The main factors affecting commodity stocks and prices are transportation and shipping costs, as well as the role of intermediaries, according to Deputy Prime Minister for Economic Affairs Hussein Issa.
This comes amid renewed tensions in the Middle East in recent days over the closure of the Strait of Hormuz and Houthi attacks near the Red Sea, most recently on Monday. Egypt has faced temporary capital flow pressures and disruptions to international supply chains since the start of the conflict, prompting the government to accelerate efforts to strengthen its export and transit trade systems.
The Egyptian pound's recent decline beyond EGP 50 against the US dollar has renewed concerns over inflationary pressures on consumer prices.
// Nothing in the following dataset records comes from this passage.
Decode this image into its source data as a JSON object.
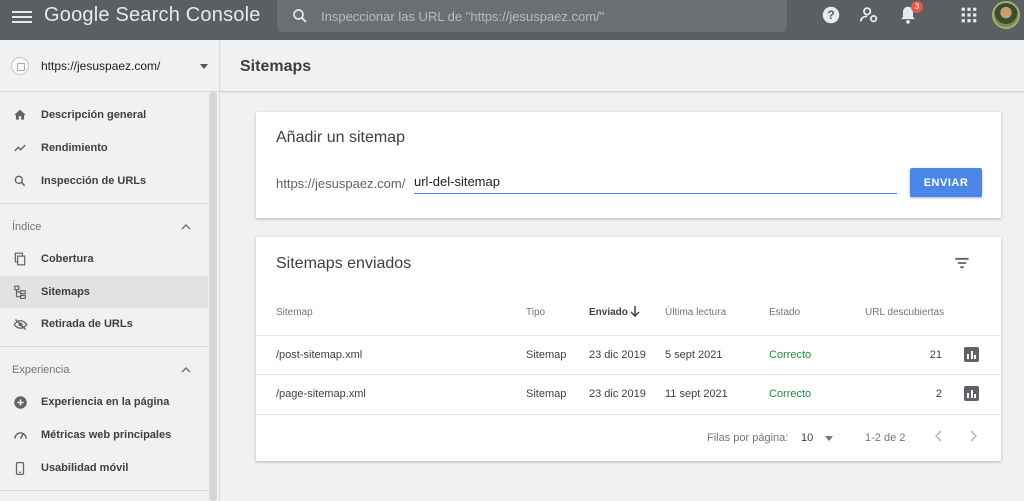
{
  "header": {
    "app_title": "Google Search Console",
    "search_placeholder": "Inspeccionar las URL de \"https://jesuspaez.com/\"",
    "notification_count": "3",
    "icons": [
      "menu-icon",
      "search-icon",
      "help-icon",
      "manage-users-icon",
      "bell-icon",
      "apps-grid-icon",
      "avatar"
    ]
  },
  "sidebar": {
    "property": "https://jesuspaez.com/",
    "nav_top": [
      {
        "label": "Descripción general",
        "icon": "home-icon"
      },
      {
        "label": "Rendimiento",
        "icon": "trending-up-icon"
      },
      {
        "label": "Inspección de URLs",
        "icon": "search-icon"
      }
    ],
    "section_index": {
      "title": "Índice",
      "items": [
        {
          "label": "Cobertura",
          "icon": "copy-pages-icon"
        },
        {
          "label": "Sitemaps",
          "icon": "sitemap-icon",
          "active": true
        },
        {
          "label": "Retirada de URLs",
          "icon": "eye-off-icon"
        }
      ]
    },
    "section_experience": {
      "title": "Experiencia",
      "items": [
        {
          "label": "Experiencia en la página",
          "icon": "plus-circle-icon"
        },
        {
          "label": "Métricas web principales",
          "icon": "speedometer-icon"
        },
        {
          "label": "Usabilidad móvil",
          "icon": "phone-icon"
        }
      ]
    }
  },
  "main": {
    "page_title": "Sitemaps",
    "add_card": {
      "title": "Añadir un sitemap",
      "url_prefix": "https://jesuspaez.com/",
      "input_value": "url-del-sitemap",
      "submit_label": "ENVIAR"
    },
    "list_card": {
      "title": "Sitemaps enviados",
      "columns": [
        "Sitemap",
        "Tipo",
        "Enviado",
        "Última lectura",
        "Estado",
        "URL descubiertas"
      ],
      "sorted_column": "Enviado",
      "rows": [
        {
          "sitemap": "/post-sitemap.xml",
          "tipo": "Sitemap",
          "enviado": "23 dic 2019",
          "ultima_lectura": "5 sept 2021",
          "estado": "Correcto",
          "url_descubiertas": "21"
        },
        {
          "sitemap": "/page-sitemap.xml",
          "tipo": "Sitemap",
          "enviado": "23 dic 2019",
          "ultima_lectura": "11 sept 2021",
          "estado": "Correcto",
          "url_descubiertas": "2"
        }
      ],
      "pagination": {
        "rows_label": "Filas por página:",
        "rows_value": "10",
        "range": "1-2 de 2"
      }
    }
  },
  "colors": {
    "header_bg": "#5a5f63",
    "accent_blue": "#4a86e8",
    "status_ok": "#1e8e3e",
    "badge_red": "#e5574a"
  }
}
The impact on food prices is expected to be gradual, but import-dependent sectors and products are likely to be affected first.
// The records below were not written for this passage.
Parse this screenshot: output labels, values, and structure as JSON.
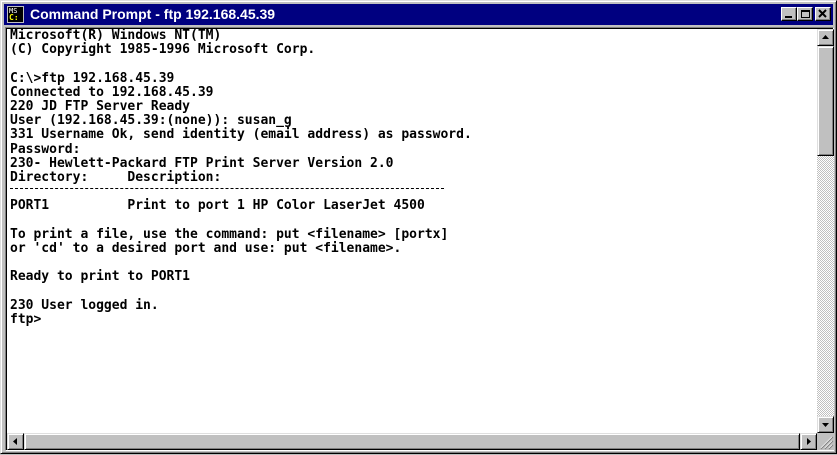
{
  "window": {
    "title": "Command Prompt - ftp 192.168.45.39",
    "icon": {
      "name": "ms-dos-icon",
      "top_text": "MS",
      "bottom_text": "C:"
    },
    "controls": [
      "minimize-icon",
      "maximize-icon",
      "close-icon"
    ]
  },
  "console": {
    "lines": [
      "Microsoft(R) Windows NT(TM)",
      "(C) Copyright 1985-1996 Microsoft Corp.",
      "",
      "C:\\>ftp 192.168.45.39",
      "Connected to 192.168.45.39",
      "220 JD FTP Server Ready",
      "User (192.168.45.39:(none)): susan_g",
      "331 Username Ok, send identity (email address) as password.",
      "Password:",
      "230- Hewlett-Packard FTP Print Server Version 2.0",
      "Directory:     Description:",
      "",
      "PORT1          Print to port 1 HP Color LaserJet 4500",
      "",
      "To print a file, use the command: put <filename> [portx]",
      "or 'cd' to a desired port and use: put <filename>.",
      "",
      "Ready to print to PORT1",
      "",
      "230 User logged in.",
      "ftp>"
    ]
  },
  "colors": {
    "titlebar": "#000080",
    "face": "#c0c0c0",
    "console_bg": "#ffffff",
    "console_text": "#000000"
  }
}
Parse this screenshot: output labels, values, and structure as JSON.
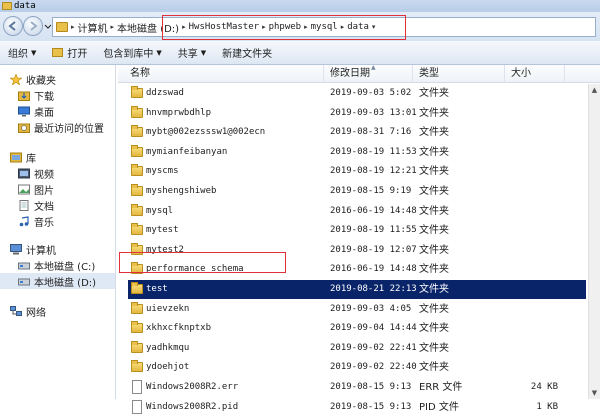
{
  "window": {
    "title": "data"
  },
  "address": {
    "crumbs": [
      {
        "label": "计算机",
        "mono": false
      },
      {
        "label": "本地磁盘 (D:)",
        "mono": false
      },
      {
        "label": "HwsHostMaster",
        "mono": true
      },
      {
        "label": "phpweb",
        "mono": true
      },
      {
        "label": "mysql",
        "mono": true
      },
      {
        "label": "data",
        "mono": true
      }
    ]
  },
  "toolbar": {
    "organize": "组织",
    "open": "打开",
    "include": "包含到库中",
    "share": "共享",
    "new_folder": "新建文件夹"
  },
  "nav": {
    "favorites": "收藏夹",
    "downloads": "下载",
    "desktop": "桌面",
    "recent": "最近访问的位置",
    "libraries": "库",
    "videos": "视频",
    "pictures": "图片",
    "documents": "文档",
    "music": "音乐",
    "computer": "计算机",
    "disk_c": "本地磁盘 (C:)",
    "disk_d": "本地磁盘 (D:)",
    "network": "网络"
  },
  "columns": {
    "name": "名称",
    "modified": "修改日期",
    "type": "类型",
    "size": "大小"
  },
  "files": [
    {
      "name": "ddzswad",
      "date": "2019-09-03 5:02",
      "type": "文件夹",
      "size": "",
      "kind": "folder"
    },
    {
      "name": "hnvmprwbdhlp",
      "date": "2019-09-03 13:01",
      "type": "文件夹",
      "size": "",
      "kind": "folder"
    },
    {
      "name": "mybt@002ezsssw1@002ecn",
      "date": "2019-08-31 7:16",
      "type": "文件夹",
      "size": "",
      "kind": "folder"
    },
    {
      "name": "mymianfeibanyan",
      "date": "2019-08-19 11:53",
      "type": "文件夹",
      "size": "",
      "kind": "folder"
    },
    {
      "name": "myscms",
      "date": "2019-08-19 12:21",
      "type": "文件夹",
      "size": "",
      "kind": "folder"
    },
    {
      "name": "myshengshiweb",
      "date": "2019-08-15 9:19",
      "type": "文件夹",
      "size": "",
      "kind": "folder"
    },
    {
      "name": "mysql",
      "date": "2016-06-19 14:48",
      "type": "文件夹",
      "size": "",
      "kind": "folder"
    },
    {
      "name": "mytest",
      "date": "2019-08-19 11:55",
      "type": "文件夹",
      "size": "",
      "kind": "folder"
    },
    {
      "name": "mytest2",
      "date": "2019-08-19 12:07",
      "type": "文件夹",
      "size": "",
      "kind": "folder"
    },
    {
      "name": "performance_schema",
      "date": "2016-06-19 14:48",
      "type": "文件夹",
      "size": "",
      "kind": "folder"
    },
    {
      "name": "test",
      "date": "2019-08-21 22:13",
      "type": "文件夹",
      "size": "",
      "kind": "folder",
      "selected": true
    },
    {
      "name": "uievzekn",
      "date": "2019-09-03 4:05",
      "type": "文件夹",
      "size": "",
      "kind": "folder"
    },
    {
      "name": "xkhxcfknptxb",
      "date": "2019-09-04 14:44",
      "type": "文件夹",
      "size": "",
      "kind": "folder"
    },
    {
      "name": "yadhkmqu",
      "date": "2019-09-02 22:41",
      "type": "文件夹",
      "size": "",
      "kind": "folder"
    },
    {
      "name": "ydoehjot",
      "date": "2019-09-02 22:40",
      "type": "文件夹",
      "size": "",
      "kind": "folder"
    },
    {
      "name": "Windows2008R2.err",
      "date": "2019-08-15 9:13",
      "type": "ERR 文件",
      "size": "24 KB",
      "kind": "file"
    },
    {
      "name": "Windows2008R2.pid",
      "date": "2019-08-15 9:13",
      "type": "PID 文件",
      "size": "1 KB",
      "kind": "file"
    }
  ],
  "colors": {
    "selection": "#0a246a",
    "highlight_box": "#e0303a",
    "folder": "#e8c04a"
  }
}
The extent of any price increases will depend on how long the dollar remains elevated and on inventory levels held by manufacturers and traders.
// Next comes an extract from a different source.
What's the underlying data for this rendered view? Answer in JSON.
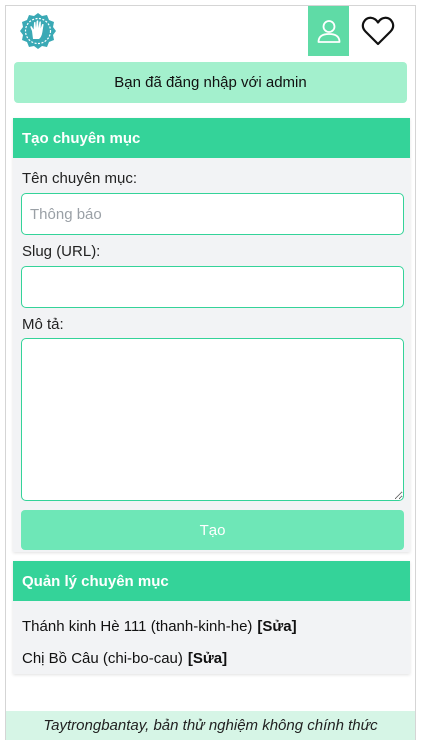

Egypt's annual urban headline inflation slowed to 12.2 percent in June from 13 percent in May, while monthly headline inflation eased by 0.9 percent despite increases in the prices of some goods and services.
Furthermore, the programme's implementation plan is currently being drafted, with a comprehensive 12-month outline expected within days.
The plan will include mechanisms to reduce commodity prices, alongside a national map of permanent markets and outlets to establish at least one in every governorate.
Proposed mechanisms include forming a Supreme Committee to oversee the programme's implementation, as well as unifying and managing the network of mobile outlets as a tool for rapid market intervention.
These outlets, which can be established within 30 to 45 days, will belong to the ministries of Supply and Internal Trade and Agriculture and Land Reclamation, the Future of Egypt Authority (FOE) for Sustainable Development, and the National Service Projects Organization (NSPO), operating under a unified system.
This will help manage the supply and distribution chain by linking production, storage, transportation, markets, and outlets while reducing the number of intermediaries and improving supply efficiency and the availability of essential goods.
The FOE and the ministries of Supply and Internal Trade and Agriculture and Land Reclamation have finalized the formation of a joint national company to serve as the programme's executive arm, as well as for the Carry On initiative, which will establish the outlets, support the programme, and unify the branding of state-run consumer and supply complexes.
Carry On is part of broader efforts to improve domestic trade and expand access to subsidized and affordable food, particularly during high-consumption seasons such as Ramadan.